[zobzu]

is it really just that? I don't think so. Safe harbor has always been a joke to begin with. A promise of good conducts with no checks whatsoever, that's not how humans work.

Forcing the data to be in the EU makes it much harder for the US govt to look at the data in bulk and non-obvious ways, as they now have to either backdoor remote systems or transmit data back, instead of just having their little machine in the datacenter.
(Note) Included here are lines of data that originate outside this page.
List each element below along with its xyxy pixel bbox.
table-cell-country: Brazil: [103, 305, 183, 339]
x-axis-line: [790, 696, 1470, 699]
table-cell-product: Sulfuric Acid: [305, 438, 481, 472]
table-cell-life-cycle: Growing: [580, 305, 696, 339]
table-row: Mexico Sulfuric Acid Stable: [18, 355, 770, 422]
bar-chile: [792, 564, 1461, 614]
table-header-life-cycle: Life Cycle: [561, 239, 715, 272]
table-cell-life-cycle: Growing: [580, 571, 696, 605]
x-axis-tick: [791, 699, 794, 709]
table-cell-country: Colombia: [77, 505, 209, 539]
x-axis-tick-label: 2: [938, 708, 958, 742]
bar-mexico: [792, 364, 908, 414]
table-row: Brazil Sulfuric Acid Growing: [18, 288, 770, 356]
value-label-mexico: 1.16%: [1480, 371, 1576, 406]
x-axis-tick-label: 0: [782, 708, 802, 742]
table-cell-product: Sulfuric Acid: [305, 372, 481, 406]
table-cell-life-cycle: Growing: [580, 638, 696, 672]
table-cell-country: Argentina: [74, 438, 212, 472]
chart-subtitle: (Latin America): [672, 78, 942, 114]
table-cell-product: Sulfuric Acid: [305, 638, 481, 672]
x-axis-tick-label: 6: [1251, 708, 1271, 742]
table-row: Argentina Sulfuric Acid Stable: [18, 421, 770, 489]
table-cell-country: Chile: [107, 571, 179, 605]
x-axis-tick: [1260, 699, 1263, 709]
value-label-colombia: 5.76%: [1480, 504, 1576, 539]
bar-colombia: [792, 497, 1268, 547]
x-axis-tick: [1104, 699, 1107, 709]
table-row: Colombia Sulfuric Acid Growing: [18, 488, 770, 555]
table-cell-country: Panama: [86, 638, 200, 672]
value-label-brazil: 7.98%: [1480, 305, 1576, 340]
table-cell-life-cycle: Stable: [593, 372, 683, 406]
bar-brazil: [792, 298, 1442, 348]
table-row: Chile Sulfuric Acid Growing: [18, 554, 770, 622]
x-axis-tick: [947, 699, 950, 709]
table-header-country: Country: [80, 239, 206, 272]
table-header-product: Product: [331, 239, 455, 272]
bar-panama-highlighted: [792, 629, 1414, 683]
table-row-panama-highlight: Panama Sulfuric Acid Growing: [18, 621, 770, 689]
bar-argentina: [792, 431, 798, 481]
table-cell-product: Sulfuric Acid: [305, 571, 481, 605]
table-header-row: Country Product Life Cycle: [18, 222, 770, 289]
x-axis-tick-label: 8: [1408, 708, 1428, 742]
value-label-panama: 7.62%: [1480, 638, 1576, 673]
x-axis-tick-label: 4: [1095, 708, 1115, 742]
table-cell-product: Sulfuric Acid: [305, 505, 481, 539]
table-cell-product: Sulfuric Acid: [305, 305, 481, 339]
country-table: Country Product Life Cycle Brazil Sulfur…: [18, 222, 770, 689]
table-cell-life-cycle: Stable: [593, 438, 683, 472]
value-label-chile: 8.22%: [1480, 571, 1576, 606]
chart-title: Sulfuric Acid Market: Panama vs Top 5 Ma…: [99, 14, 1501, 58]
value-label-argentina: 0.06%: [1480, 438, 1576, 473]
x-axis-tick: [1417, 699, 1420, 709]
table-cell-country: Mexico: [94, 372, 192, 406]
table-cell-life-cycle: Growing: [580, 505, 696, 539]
Of course, EU will have their own little machine in the EU datacenter, but at least the intelligence gathering is then split (which helps protect EU companies from US companies - in case you did not notice and you're born yesterday, companies govern the world, not the government per se.)

Now to implement user-side and end to end crypto in everything regardless..

[rurban]

Have you forgot about the GHCQ and their "illegal" data exchange to overcome legal hurdles? And I wouldn't vouch for other friends of the USA who exchanges data >10% (the self-imposed german limit) en bulk. Denmark, Sweden and the Neitherlands would come to my mind. In almost every european country are huge US listening posts.

So even inside the EU there's not a safe harbor as you don't know the percentage and the filters in place, the secret interpretation of laws, and cooperation, infiltration and hacking into the main exchanges and cables.

[csirac2]

I think focusing on the intelligence aspects is a bit of a distraction. The court in question was asked whether there was a case to be heard at all ("does this safe harbor thing really do what it says on the tin?") and the outcome as we know was "no", but not (only) due to vague undocumented (by court standards) foreign intelligence activities, but because rather simply the plain fact that unlike an EU operator, EU citizens have no legal recourse against companies in the US in the event of disputes such as the one in question.

It's this lack of legal process which means that the safe harbor agreement did not provide equivalent protections required by the charter, without even considering the spying angle.